Her campaign for attorney general piqued national interest when the Roman Catholic Church ``advised'' her to leave the Sisters of Mercy after 23 years of service.

But now, Violet faces her most formidable opponent yet -- the snarl of crime and corruption in Rhode Island. ``Organized crime is coupled with political corruption,'' she says. ``You can't have organized crime without payoffs to officials.''

So Violet has pushed the General Assembly to adopt a set of anti-corruption bills that would crack down on misconduct by public employees. And she has placed top priority on organizing the probe into the scandal-wracked Rhode Island Housing and Mortgage Finance Corporation.

``Crime has always been organized,'' she says, pausing before the clincher: ``We haven't been.''

That's why Violet stresses the improved cooperation between federal, state, and local law-enforcement agencies and the heightened sense of teamwork on her own staff. Those kinds of ``quiet accomplishments'' are not the ``sexy things to do,'' she concedes, but it's far more significant than the celebrated cases.

Some observers contend that she is just playing down her staff's failure to convict Mr. von B"ulow last June -- and its inability to nab Raymond (Junior) Patriarca, who reputedly took over for his late father as ringleader of the New England mob.

Alan Dershowitz, von B"ulow's defense attorney and a professor at Harvard Law School, even suggests that Violet is driven more by the big, flashy cases than the day-to-day operation of the attorney general's office. ``She's a politician who hides from that title,'' he says. ``Every action I've ever seen her make was motivated by media and political concerns.'' In particular, Mr. Dershowitz criticizes her ``politically opportunistic'' decision to retry von B"ulow after his 1982 conviction was overturned by the State Supreme Court on constitutional grounds.

Violet maintains that her decision for a retrial was based solely on ``facts and credibility.'' She says the previous trial (before she took office) provided ample evidence of von B"ulow's guilt, except that much of it was illegally obtained.

Still, some say she imperiled her authority by taking on such a difficult, high-visibility case -- and losing.

``Only the public can judge that,'' she says. ``I did what I had to do. . . . The most important thing for me is that when I go home at night I can look myself in the eye. That's my jury -- the mirror.''

Violet says her office has been looking organized crime in the eye -- and she thinks it has blinked. ``The mob no longer has its mystique,'' she says, adding that her office had settled over a dozen cases, the least of which has been a 20-year sentence. ``We're trying to break the financial wheel of organized crime,'' she says.

Some people, however, say that with the loss of a half-dozen prosecutors in recent months, her own organization is barely wobbling along. Most assistants left for more lucrative positions in private practice. But Henry Gemma, chief prosecutor in the von B"ulow case, was fired by Violet in a controversial dispute after he visited -- in violation of her policy -- a man he was holding under indictment.
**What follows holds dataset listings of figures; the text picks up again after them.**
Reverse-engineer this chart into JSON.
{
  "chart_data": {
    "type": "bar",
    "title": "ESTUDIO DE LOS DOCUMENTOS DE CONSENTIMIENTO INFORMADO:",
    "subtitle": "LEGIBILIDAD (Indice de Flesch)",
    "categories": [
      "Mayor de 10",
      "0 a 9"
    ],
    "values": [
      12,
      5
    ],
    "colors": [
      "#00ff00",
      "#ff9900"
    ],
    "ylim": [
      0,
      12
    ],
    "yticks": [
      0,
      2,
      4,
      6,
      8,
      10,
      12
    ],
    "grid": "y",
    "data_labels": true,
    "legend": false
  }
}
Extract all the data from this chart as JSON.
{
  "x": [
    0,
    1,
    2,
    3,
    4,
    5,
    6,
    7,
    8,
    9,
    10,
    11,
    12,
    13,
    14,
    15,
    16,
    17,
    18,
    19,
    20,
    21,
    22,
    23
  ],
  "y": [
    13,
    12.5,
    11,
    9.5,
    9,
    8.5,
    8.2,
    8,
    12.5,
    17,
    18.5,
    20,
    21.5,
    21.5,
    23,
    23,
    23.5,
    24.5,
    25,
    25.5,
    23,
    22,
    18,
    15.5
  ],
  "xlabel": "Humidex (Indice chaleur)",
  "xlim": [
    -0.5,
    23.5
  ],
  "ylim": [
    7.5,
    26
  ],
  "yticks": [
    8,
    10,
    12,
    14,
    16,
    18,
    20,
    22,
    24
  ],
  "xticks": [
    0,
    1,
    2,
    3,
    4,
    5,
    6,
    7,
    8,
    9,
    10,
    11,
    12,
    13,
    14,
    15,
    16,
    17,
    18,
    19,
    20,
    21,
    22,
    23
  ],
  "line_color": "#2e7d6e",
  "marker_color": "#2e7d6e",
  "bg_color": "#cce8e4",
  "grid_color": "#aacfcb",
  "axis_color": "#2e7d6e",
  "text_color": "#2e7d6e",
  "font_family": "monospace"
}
Violet defends her decision to dismiss Mr. Gemma: ``At a minimum, the public has a right to expect that prosecutors aren't socializing with people they have under indictment.''

Restoring confidence in public officials, she adds, requires a rigid defense against the ``appearance of impropriety.''

That will help wipe out the blas'e attitude toward crime in her tiny state, the ``certain jadedness'' that pervades the thinking here. ``In Rhode Island,'' she explains, ``a lot of people don't mind if politicians are corrupt, as long as they don't get too greedy.''

That'll all change, she hopes. And if it doesn't, Violet -- a confessed fanatic for finishing things -- says she will stay until she gets the job done.